Status:
COMPLETED
Haemocomplettan® P During Aortic Replacement
Lead Sponsor:
CSL Behring
Conditions:
Aortic Aneurysm
Eligibility:
All Genders
18+ years
Phase:
PHASE2
Brief Summary
The primary purpose is to show that administration of Haemocomplettan® P significantly reduces the amount of blood products needed during aortic surgery.
Eligibility Criteria
Inclusion
- Eighteen years of age or older
- Undergoing elective thoracoabdominal aortic replacement surgery (TAAA) or thoracic aortic replacement surgery (TAA)
- Understood and willingly given written informed consent (German language) to participate following an explanation of study background, restrictions, and procedures
- Experience clinically relevant bleeding of the microvasculature following removal of CPB during surgery
Exclusion
- Positive pregnancy test, pregnancy or lactation
- Women of child bearing age not using a medically approved method of contraception during the study
- Previous aortic replacement at the same aortic site (redo surgeries)

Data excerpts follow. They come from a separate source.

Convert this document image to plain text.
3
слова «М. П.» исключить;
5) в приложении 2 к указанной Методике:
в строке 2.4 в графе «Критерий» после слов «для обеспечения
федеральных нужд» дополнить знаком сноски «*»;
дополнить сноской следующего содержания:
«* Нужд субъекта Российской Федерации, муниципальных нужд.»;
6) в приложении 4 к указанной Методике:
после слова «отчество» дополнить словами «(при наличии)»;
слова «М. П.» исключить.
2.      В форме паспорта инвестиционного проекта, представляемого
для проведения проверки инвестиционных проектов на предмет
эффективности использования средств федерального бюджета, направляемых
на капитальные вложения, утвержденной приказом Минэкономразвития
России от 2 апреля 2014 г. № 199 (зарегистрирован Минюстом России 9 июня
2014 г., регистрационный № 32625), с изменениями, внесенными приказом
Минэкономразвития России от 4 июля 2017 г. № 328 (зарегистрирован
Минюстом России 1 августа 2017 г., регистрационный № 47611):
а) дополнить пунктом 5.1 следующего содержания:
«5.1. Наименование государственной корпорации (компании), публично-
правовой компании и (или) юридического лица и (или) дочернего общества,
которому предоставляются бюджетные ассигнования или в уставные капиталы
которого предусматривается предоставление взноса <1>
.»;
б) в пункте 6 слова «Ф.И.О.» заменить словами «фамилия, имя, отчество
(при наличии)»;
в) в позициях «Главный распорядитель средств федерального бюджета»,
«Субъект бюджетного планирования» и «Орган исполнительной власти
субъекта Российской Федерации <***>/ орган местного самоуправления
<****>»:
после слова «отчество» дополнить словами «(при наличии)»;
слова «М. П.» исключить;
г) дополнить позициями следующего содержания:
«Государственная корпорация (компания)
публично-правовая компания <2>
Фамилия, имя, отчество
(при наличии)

- Undergoing an emergency operation
- Proof or suspicion of a congenital or acquired coagulation disorder (e.g. VWD or via severe liver disease)
- Myocardial Infarction (MI) or apoplexy in the 2 months preceding study surgery
- ASA administration in the 3 days preceding study surgery, and a pathological (\<74.5 U) ASPI Multiplate® test immediately preceding surgery begin
- Clopidogrel administration in the 5 days preceding study surgery, and a pathological (\<31.1 U) ADP/PG Multiplate® test immediately preceding surgery begin
- Tirofiban administration in the 2 days preceding study surgery, and a pathological (\<94.1 U) TRAP Multiplate® test immediately preceding surgery begin
- Phenprocoumon administration in the 5 days preceding study surgery, and an INR \> 1.28 immediately preceding surgery begin
- Participation in another clinical study in the 4 weeks preceding aortic replacement
- Sensitivity to any of the components of study medication, or to MPs with a similar chemical structure to any of the components of study medication
- Any indication that the restrictions or procedures of the study may not be adhered to (e.g. an uncooperative attitude)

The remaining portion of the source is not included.